The turing test is a test that says if a computer can be mistaken for a human, it is truly thinking. The test has a few flaws however. How does one make a judgement that the computer is being mistaken for a human? How do you determine how many people need to be fooled or how intelligent the humans themselves need to be to prove it? If a computer fools a person into believing it is human is it the computer that fools the human, or the human who programmed the computer that fools the human? With enough experience, algorithms, etc. humans can write programs to fool anyone and anything.
The Captcha test, for example, is a test waiting to be beaten by a very talented programmer (likely working on a spam bot). The squiggly text that appears is difficult to identify, however there are programs that can read facial features, and those appear to be more difficult to decipher. Artificial Intelligence of this style is in its infancy, yet making leaps and bounds. That a program can be so good as to beat another program, or a human, is not sentience or true artificial intelligence. It is like a man in a room...
The Chinese Room argument says that ANY program would be like a man in a room with rules in english for manipulating chinese characters. To the people outside the room it appears as if the man understands chinese, however he is not receiving translations or any way to learn the language, all he has is "move this character here, move this one there" and therefore does not gain any understanding of chinese. A computer, like this human, is simply manipulating our language by using commands in binary, such as "put this letter here, put these words here." It appears as if the computer understands what we are inputting and what it is outputting, but it has no greater understanding of the english language than the man in the room has of chinese.
The symbol grounding problem: I will choose typing. When a typist types, they feel the keys. There is a bump on the F and J key to indicate to the index finger on each hand where they should be, different pressure is put on these fingers than on the other fingers to locate the position of all the fingers. After this the typist must memorize where the keys are and reach with each individual finger, sometimes at the same time. The typist must be controlling each finger individually and subconciously. If the typist begins to think about it too long, they will mess up more, type slower (like I am now) and generally have more troubles. Typing uses a sensory of the keys and knowledge of the location of the fingers at all times. There is a necessity to understand what the feelings coming from the hard plastic keys does to the skin to indicate that the finger is on a key.

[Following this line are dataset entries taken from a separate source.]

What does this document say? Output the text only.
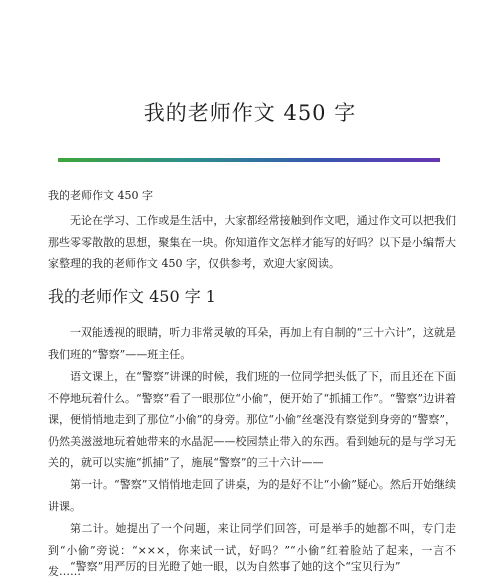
我的老师作文 450 字
我的老师作文 450 字

无论在学习、工作或是生活中，大家都经常接触到作文吧，通过作文可以把我们那些零零散散的思想，聚集在一块。你知道作文怎样才能写的好吗？以下是小编帮大家整理的我的老师作文 450 字，仅供参考，欢迎大家阅读。

我的老师作文 450 字 1

一双能透视的眼睛，听力非常灵敏的耳朵，再加上有自制的“三十六计”，这就是我们班的“警察”——班主任。

语文课上，在“警察”讲课的时候，我们班的一位同学把头低了下，而且还在下面不停地玩着什么。“警察”看了一眼那位“小偷”，便开始了“抓捕工作”。“警察”边讲着课，便悄悄地走到了那位“小偷”的身旁。那位“小偷”丝毫没有察觉到身旁的“警察”，仍然美滋滋地玩着她带来的水晶泥——校园禁止带入的东西。看到她玩的是与学习无关的，就可以实施“抓捕”了，施展“警察”的三十六计——

第一计。“警察”又悄悄地走回了讲桌，为的是好不让“小偷”疑心。然后开始继续讲课。

第二计。她提出了一个问题，来让同学们回答，可是举手的她都不叫，专门走到“小偷”旁说：“×××，你来试一试，好吗？”“小偷”红着脸站了起来，一言不发……

“警察”用严厉的目光瞪了她一眼，以为自然事了她的这个“宝贝行为”
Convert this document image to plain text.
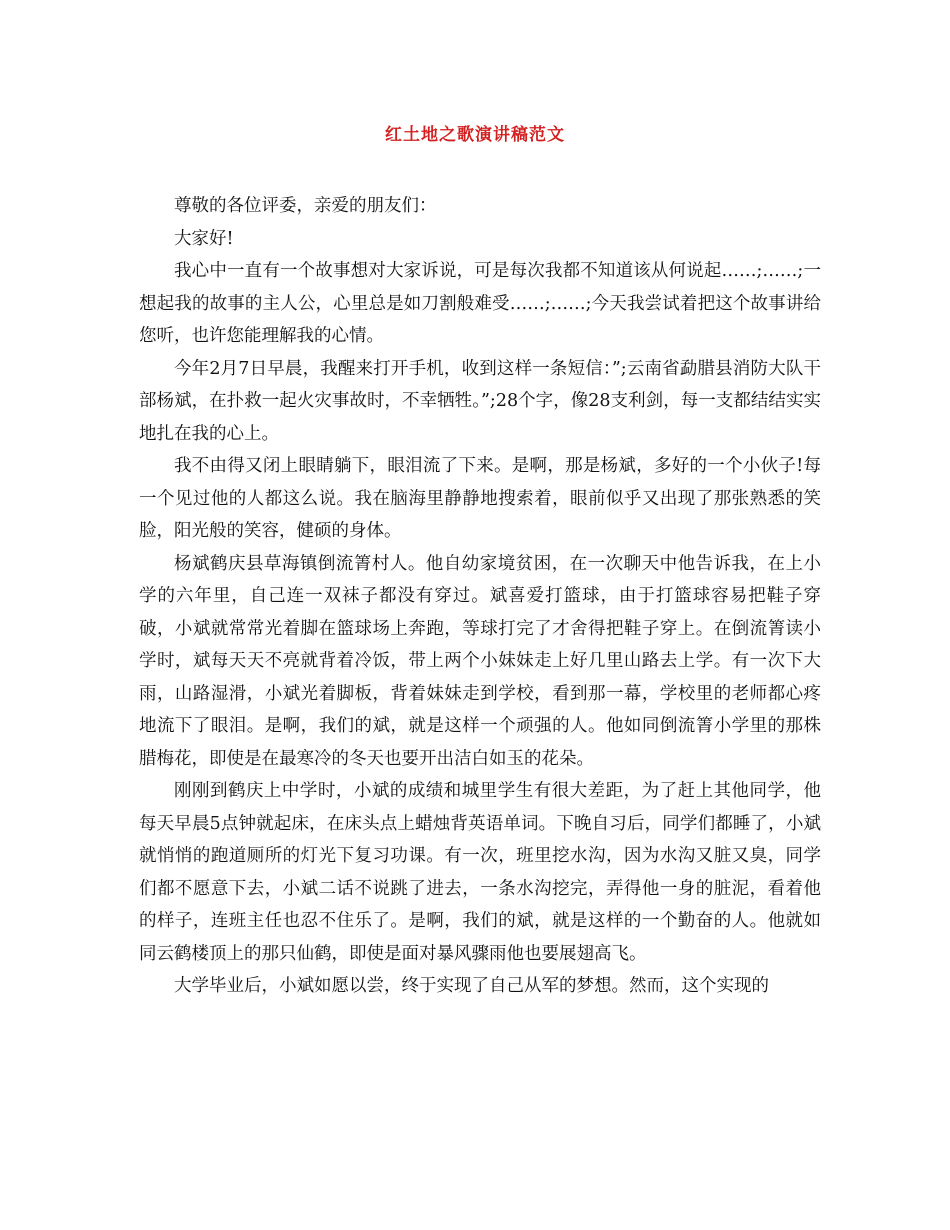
红土地之歌演讲稿范文

尊敬的各位评委，亲爱的朋友们：

大家好!

我心中一直有一个故事想对大家诉说，可是每次我都不知道该从何说起……;……;一想起我的故事的主人公，心里总是如刀割般难受……;……;今天我尝试着把这个故事讲给您听，也许您能理解我的心情。

今年2月7日早晨，我醒来打开手机，收到这样一条短信：”;云南省勐腊县消防大队干部杨斌，在扑救一起火灾事故时，不幸牺牲。”;28个字，像28支利剑，每一支都结结实实地扎在我的心上。

我不由得又闭上眼睛躺下，眼泪流了下来。是啊，那是杨斌，多好的一个小伙子!每一个见过他的人都这么说。我在脑海里静静地搜索着，眼前似乎又出现了那张熟悉的笑脸，阳光般的笑容，健硕的身体。

杨斌鹤庆县草海镇倒流箐村人。他自幼家境贫困，在一次聊天中他告诉我，在上小学的六年里，自己连一双袜子都没有穿过。斌喜爱打篮球，由于打篮球容易把鞋子穿破，小斌就常常光着脚在篮球场上奔跑，等球打完了才舍得把鞋子穿上。在倒流箐读小学时，斌每天天不亮就背着冷饭，带上两个小妹妹走上好几里山路去上学。有一次下大雨，山路湿滑，小斌光着脚板，背着妹妹走到学校，看到那一幕，学校里的老师都心疼地流下了眼泪。是啊，我们的斌，就是这样一个顽强的人。他如同倒流箐小学里的那株腊梅花，即使是在最寒冷的冬天也要开出洁白如玉的花朵。

刚刚到鹤庆上中学时，小斌的成绩和城里学生有很大差距，为了赶上其他同学，他每天早晨5点钟就起床，在床头点上蜡烛背英语单词。下晚自习后，同学们都睡了，小斌就悄悄的跑道厕所的灯光下复习功课。有一次，班里挖水沟，因为水沟又脏又臭，同学们都不愿意下去，小斌二话不说跳了进去，一条水沟挖完，弄得他一身的脏泥，看着他的样子，连班主任也忍不住乐了。是啊，我们的斌，就是这样的一个勤奋的人。他就如同云鹤楼顶上的那只仙鹤，即使是面对暴风骤雨他也要展翅高飞。

大学毕业后，小斌如愿以尝，终于实现了自己从军的梦想。然而，这个实现的
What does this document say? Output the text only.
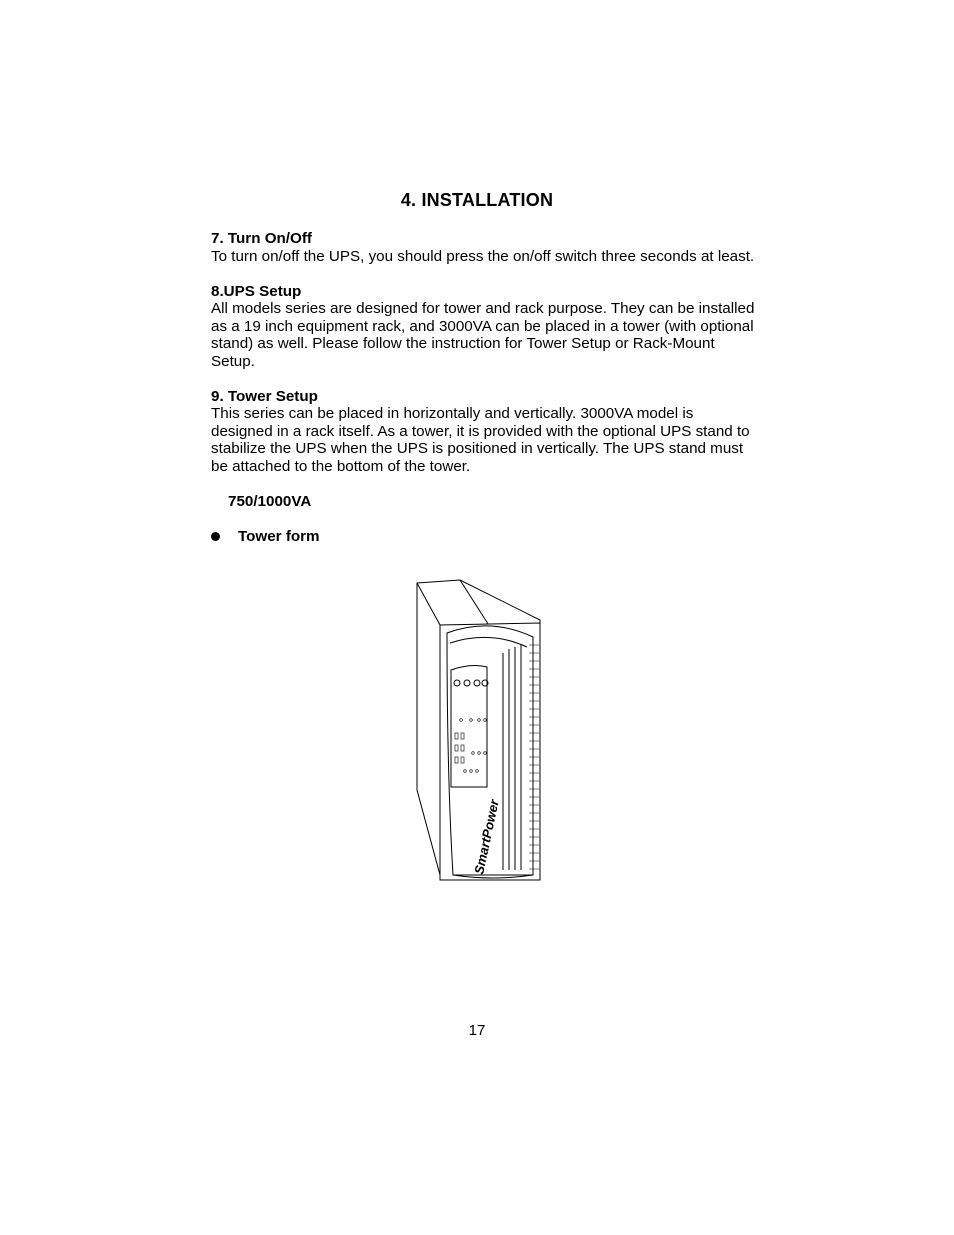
4. INSTALLATION
7. Turn On/Off
To turn on/off the UPS, you should press the on/off switch three seconds at least.
8.UPS Setup
All models series are designed for tower and rack purpose. They can be installed as a 19 inch equipment rack, and 3000VA can be placed in a tower (with optional stand) as well. Please follow the instruction for Tower Setup or Rack-Mount Setup.
9. Tower Setup
This series can be placed in horizontally and vertically. 3000VA model is designed in a rack itself. As a tower, it is provided with the optional UPS stand to stabilize the UPS when the UPS is positioned in vertically. The UPS stand must be attached to the bottom of the tower.
750/1000VA
Tower form
SmartPower
17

For an abstract idea, let's take something Socrates would enjoy, honor. What is honor? Honor is easily described by example, but how would you describe it by definition? The act of doing the right thing? That is an honorable act, so therefore is honor the right? But what is right? At any given moment something may be right or wrong, how can we decide and moreso, how can we explain this to a computer? Honor must therefore not be necessarily the right, it is going beyond that or else, stopping at a red light would be honorable. Going to work would be honorable. These things fall short of honor, they are common. Saving a person from drowning is honorable, so is honor the act of doing the right thing, when it isn't easy? or is it something that is right, but not common? This is difficult and well over 250 words so I am ending this, but one last question... Is honor a difficult, or impossible thing to define for a computer, there is so much to it, how do you describe what is right to a computer without a list of every conceivable variable in existence?